The other important benefit of having a clustered index on your table, is if you later on needed to add additional nonclustered indexes to support any other cases that predicate against your table. You can keep some of those nonclustered indexes lean by not including all of the columns that the query is SELECTing. This is because the SQL Engine can leverage the clustered index to fetch those missing fields, rather efficiently, after filtering down the rows by the nonclustered index that covers this other predicate. Every nonclustered index implicitly stores the clustered index key, so that it can lookup any columns it doesn't have stored easily. This execution step is called Key Lookups. Depending on the number of rows being returned / needing to do Key Lookups vs the width of the table / index, sometimes it's more optimal to just store the extra copies of those fields in the nonclustered index itself - but this is very situational and Key Lookups generally work well.

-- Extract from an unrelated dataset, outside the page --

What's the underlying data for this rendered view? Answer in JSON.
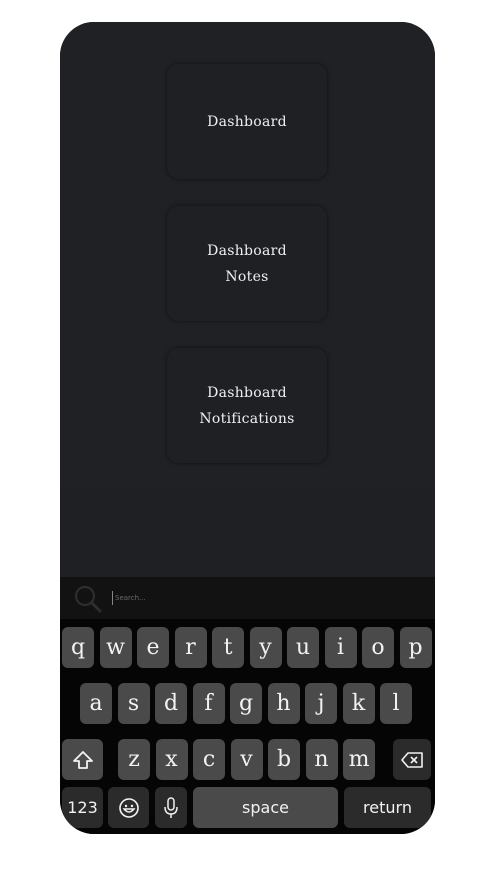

The only minor drawback to adding a clustered index to a table, is there's a tiny amount of overhead for the index to manage itself as rows are inserted or updated based on the key of the index. Typically the read performance gains from the clustered index far outweigh this write overhead though. It is rare to not have a clustered index on a table. An exception are use cases where the table is always read from in its entirety, and never or rarely updated or deleted from, only inserted into or truncated - for example, a staging type of table.